Now, realizing full well that I generally don't condone the making of endless films into a franchise, this is one of those rare situations where I do wish they'd continued Highsmith's RIPLEY novels in order to learn what eventually would become of Tom Ripley in the hands of Matt Damon. This first (and only) installment of the Ripley saga is an intelligent and insidious thriller that grabs our attention and takes us on a journey of who Tom Ripley really is and what he's willing to do to ultimately protect his identities and the lifestyles they've afforded him. While Matt Damon may still remind us that he looks so much like a boy, it's a man's, a diabolical man's mind continuously working the gears toward what's most important to him, and that is, as Tom puts it, "to be a fake somebody instead of a real nobody." The ensemble cast rounds things off perfectly, but it's necessary to recognize that they're job is to constantly feed off of Matt Damon and the identities he's struggling with.
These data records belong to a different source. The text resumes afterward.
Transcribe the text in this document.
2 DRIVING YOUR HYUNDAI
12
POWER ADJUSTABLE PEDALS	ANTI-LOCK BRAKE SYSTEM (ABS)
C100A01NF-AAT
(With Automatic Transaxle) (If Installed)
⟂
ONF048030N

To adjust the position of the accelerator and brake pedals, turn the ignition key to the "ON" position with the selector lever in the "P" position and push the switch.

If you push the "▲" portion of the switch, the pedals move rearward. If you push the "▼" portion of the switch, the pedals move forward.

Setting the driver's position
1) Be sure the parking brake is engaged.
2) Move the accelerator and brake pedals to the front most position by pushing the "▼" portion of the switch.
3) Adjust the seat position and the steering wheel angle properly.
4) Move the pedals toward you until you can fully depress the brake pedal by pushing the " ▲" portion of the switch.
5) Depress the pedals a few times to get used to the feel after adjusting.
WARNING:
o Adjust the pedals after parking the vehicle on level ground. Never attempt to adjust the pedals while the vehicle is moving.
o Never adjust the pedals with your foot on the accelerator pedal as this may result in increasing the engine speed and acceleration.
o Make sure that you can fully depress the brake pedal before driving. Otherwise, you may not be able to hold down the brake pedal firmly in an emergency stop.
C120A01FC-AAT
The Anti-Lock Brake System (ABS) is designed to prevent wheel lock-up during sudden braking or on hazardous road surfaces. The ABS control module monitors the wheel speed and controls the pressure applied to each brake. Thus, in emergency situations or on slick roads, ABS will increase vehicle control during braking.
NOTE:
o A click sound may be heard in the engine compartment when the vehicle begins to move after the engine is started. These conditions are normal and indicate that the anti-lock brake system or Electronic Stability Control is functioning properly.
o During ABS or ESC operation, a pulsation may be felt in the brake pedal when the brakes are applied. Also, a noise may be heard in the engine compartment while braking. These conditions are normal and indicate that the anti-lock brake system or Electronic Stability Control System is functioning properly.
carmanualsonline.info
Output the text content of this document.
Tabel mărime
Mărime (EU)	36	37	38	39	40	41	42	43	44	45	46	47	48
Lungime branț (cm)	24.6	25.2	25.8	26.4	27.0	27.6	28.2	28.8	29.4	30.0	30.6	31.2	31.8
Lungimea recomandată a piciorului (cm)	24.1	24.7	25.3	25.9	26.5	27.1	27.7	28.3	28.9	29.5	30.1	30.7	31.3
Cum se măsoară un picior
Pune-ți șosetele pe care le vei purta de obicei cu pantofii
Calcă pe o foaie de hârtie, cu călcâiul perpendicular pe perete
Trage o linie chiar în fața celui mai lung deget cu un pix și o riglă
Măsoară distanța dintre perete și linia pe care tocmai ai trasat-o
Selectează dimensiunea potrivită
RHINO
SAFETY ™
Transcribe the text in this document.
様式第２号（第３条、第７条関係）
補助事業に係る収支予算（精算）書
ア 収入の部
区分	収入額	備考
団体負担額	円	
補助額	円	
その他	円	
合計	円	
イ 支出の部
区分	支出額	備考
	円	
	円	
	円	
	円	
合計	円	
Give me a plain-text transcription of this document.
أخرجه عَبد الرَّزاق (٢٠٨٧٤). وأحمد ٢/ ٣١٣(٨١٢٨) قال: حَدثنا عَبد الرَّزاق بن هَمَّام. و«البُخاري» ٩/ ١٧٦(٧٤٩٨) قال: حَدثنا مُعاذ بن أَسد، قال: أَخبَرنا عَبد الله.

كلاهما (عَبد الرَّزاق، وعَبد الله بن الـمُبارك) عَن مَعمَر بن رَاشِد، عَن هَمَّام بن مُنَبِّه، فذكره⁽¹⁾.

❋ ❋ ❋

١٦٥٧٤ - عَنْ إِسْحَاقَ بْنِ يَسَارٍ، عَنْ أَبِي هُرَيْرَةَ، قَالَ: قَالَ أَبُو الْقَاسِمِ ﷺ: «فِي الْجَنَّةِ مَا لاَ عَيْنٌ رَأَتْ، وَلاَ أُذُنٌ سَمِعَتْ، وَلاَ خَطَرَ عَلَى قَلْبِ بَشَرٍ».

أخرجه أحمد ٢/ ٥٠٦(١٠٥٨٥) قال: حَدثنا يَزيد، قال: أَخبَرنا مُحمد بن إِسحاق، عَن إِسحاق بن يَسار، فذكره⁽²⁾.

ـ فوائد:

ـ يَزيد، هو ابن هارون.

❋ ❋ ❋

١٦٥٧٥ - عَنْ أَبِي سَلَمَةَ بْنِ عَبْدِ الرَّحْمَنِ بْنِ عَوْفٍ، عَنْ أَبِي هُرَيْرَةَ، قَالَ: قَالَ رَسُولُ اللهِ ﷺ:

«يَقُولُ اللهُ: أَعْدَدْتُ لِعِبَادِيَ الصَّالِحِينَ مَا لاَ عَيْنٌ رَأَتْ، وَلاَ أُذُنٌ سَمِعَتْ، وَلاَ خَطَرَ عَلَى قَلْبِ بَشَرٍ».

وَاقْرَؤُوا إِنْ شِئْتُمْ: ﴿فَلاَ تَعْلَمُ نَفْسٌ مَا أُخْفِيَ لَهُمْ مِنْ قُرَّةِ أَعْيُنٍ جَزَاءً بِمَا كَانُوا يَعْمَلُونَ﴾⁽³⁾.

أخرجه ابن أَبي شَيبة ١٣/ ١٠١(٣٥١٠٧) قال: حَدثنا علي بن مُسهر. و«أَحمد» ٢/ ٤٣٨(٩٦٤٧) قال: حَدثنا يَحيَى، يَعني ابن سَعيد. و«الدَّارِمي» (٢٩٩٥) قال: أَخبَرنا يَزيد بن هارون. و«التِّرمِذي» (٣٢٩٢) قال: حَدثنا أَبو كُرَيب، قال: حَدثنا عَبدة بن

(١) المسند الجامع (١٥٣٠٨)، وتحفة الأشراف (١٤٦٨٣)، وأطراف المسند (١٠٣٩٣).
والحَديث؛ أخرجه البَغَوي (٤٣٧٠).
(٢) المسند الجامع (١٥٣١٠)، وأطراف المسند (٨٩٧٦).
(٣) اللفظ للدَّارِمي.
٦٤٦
The talents belong to Mr. Ripley and it's their job to simply (and successfully) feed off of that talent, regardless of destination and consequences.

Even to this day, I still want to visit the various seaside villages on the Italian islands of Ischia and Procida, where THE TALENTED MR. RIPLEY was filmed. Ah, the undeniable power of on-location cinema!

Favorite line or dialogue:

Freddie Miles: "I want this job of yours, Tommy. I was just saying, you live in Italy, sleep in Dickie's house, eat Dickie's food, wear his clothes, and his father picks up the tab. If you get bored, let me know, I'll do it."